Páginas

segunda-feira, 12 de setembro de 2011

Caminhos evolutivos da MPB, em livro a ser lançado.

 A bossa nova já havia feito a revolução e pavimentado o caminho para a geração de Chico Buarque, Edu Lobo, Elis Regina. Parecia que a música popular brasileira seguiria sem acidentes por aquela trilha - a herança de sofisticação samba-impressionismo-jazz fundada pela bossa. Até que, no Festival da Record de 1967, com guitarras e imagens poéticas embebidas da nascente cultura pop, Caetano Veloso e Gilberto Gil apresentaram "Alegria, alegria" e "Domingo no parque", plantando as bases do que seria a Tropicália e mudando para sempre a trajetória da MPB. Ou, como defende o jornalista Hugo Sukman em "Histórias paralelas: 50 anos de música brasileira" (Casa da Palavra), mudando para sempre uma das muitas trajetórias da MPB. No livro, ele propõe outras seis, que passam ao largo da chamada "linha evolutiva da MPB" - consagrado conceito criado por Caetano.

- A ideia da linha evolutiva é tão poderosa que domina as discussões sobre música brasileira - diz Sukman, que lança o livro dia 15, às 19h, na livraria Argumento do Leblon. - Ela tem a força de conceitos marxistas, usados até por não marxistas. Qualquer leitura da MPB passa por ali. Queria outro olhar.

O olhar de Sukman identifica, então, caminhos paralelos. Cada capítulo é dedicado a um deles: o samba, a MPB, a Tropicália; a Jovem Guarda e o brega; o instrumental; a música nordestina; a diversidade das cidades. Cada linha com suas revoluções próprias. Um exemplo é o surgimento de Martinho da Vila, numa linhagem que vem de Candeia e desagua no pagode - uma segunda corrente do samba viria de Paulinho da Viola e sua elegância herdeira da velha guarda. Outro exemplo é "Berimbau", de Baden Powell e Vinicius de Moraes, que instaura, diz ele, a separação entre a bossa e a MPB:

- "Berimbau", como os afro-sambas que viriam depois, reencena a criação da música brasileira. Parte de uma primeira parte modal, africana, e na segunda se torna tonal, acrescido da herança europeia. O afro-samba é tão vanguardista quanto o tropicalismo. E Milton, Edu, Chico, Paulinho e Hermeto são tão modernos quanto Caetano e Gil.

Livro ilumina cenas-chave

Mais que uma pesquisa exaustiva sobre cada uma das linhas, o livro ilumina certas cenas e dá a elas novos significados. O fato de Gil ter feito "Domingo no parque" numa madrugada, tendo Dorival Caymmi na cabeça e a filha dele, Nana, então sua mulher, na cama - o desejo de fazer uma nova canção baiana, num gesto de doce subversão contra o pai de sua companheira. Ou o "não" que o Quarteto Novo dá ao convite de arranjar a mesma "Domingo no parque" ao ouvir Gil citar Beatles como referência - um "não" que o autor vê como um marco para uma música instrumental que se desenvolveria a partir dali sem tomar conhecimento do pop ou do tropicalismo.

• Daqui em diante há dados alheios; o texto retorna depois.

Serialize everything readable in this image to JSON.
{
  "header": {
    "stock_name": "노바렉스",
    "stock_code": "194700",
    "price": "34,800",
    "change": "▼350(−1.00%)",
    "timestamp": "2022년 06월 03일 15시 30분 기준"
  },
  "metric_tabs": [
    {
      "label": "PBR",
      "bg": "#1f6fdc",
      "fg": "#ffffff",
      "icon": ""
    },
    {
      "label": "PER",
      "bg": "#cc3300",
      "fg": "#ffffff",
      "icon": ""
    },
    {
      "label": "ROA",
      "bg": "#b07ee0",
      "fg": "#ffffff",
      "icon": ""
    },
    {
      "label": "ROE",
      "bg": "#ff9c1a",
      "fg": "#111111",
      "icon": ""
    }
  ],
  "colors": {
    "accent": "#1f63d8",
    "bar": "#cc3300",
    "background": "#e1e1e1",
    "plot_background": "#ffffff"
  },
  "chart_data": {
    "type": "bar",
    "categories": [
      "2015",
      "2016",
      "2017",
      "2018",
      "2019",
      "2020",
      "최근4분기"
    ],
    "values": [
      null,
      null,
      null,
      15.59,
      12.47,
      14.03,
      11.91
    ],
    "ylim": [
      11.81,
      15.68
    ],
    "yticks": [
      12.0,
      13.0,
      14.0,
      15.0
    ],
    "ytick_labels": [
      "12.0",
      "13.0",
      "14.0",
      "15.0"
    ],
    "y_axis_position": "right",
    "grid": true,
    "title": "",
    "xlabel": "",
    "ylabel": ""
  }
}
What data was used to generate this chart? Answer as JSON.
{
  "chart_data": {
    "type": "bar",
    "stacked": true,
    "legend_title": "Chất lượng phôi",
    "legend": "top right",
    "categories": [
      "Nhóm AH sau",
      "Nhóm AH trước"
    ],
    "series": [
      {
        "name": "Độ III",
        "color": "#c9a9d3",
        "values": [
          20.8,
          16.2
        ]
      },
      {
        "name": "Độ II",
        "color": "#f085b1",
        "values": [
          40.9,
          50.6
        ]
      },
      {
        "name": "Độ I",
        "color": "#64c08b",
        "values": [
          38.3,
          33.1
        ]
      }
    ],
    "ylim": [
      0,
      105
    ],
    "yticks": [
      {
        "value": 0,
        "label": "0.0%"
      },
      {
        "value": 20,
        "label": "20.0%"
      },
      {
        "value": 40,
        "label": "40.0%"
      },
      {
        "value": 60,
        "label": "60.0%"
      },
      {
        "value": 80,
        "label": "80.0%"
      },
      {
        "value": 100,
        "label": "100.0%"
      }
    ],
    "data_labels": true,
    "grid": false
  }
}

PAULINHO DA VIOLA: revolucionário na história do  samba/ Foto: reprodução

- Procuro jogar luz sobre fragmentos como a lista de músicas do disco de Elis de 1966, que trazia toda a geração que seria a MPB e que encerra com a única música que restava à cantora depois de apresentar aqueles nomes: "Carinhoso", a canção brasileira por excelência. Não é um livro de histórias novas, apesar de algumas serem, como a de Paulo César Pinheiro contando que viu Gil vaiando Chico Buarque (Caetano afirma que Gil defendia Chico) no Festival da Record de 1968 e pensou então em abandonar a música.

A tensão entre Chico e os tropicalistas está no livro, assim como a relação de espelhamento entre ele e Caetano - o segundo "perseguindo" o primeiro. "Alegria, alegria" e "A banda", "Você não entende nada" e "Com açúcar, com afeto", "Paratodos" e "Pra ninguém"...

- Chico é a perfeição - define Sukman. - O que Caetano faz com o tropicalismo é empreender uma mudança de gosto a favor dele. Se os padrões de qualidade se mantivessem em Chico, Dori, Jobim, Tamba Trio, como eram, ele não se tornaria tão importante. Mas é uma visão generosa também, pois traz o Brasil excluído, da cultura de massa, do brega. O projeto maior do tropicalismo, porém, era a atualização da música brasileira frente ao que se praticava no mundo. Sua realização maior, portanto, se deu no Rock in Rio de 1985, quando a música brasileira se mostra em pé de igualdade com a cena internacional.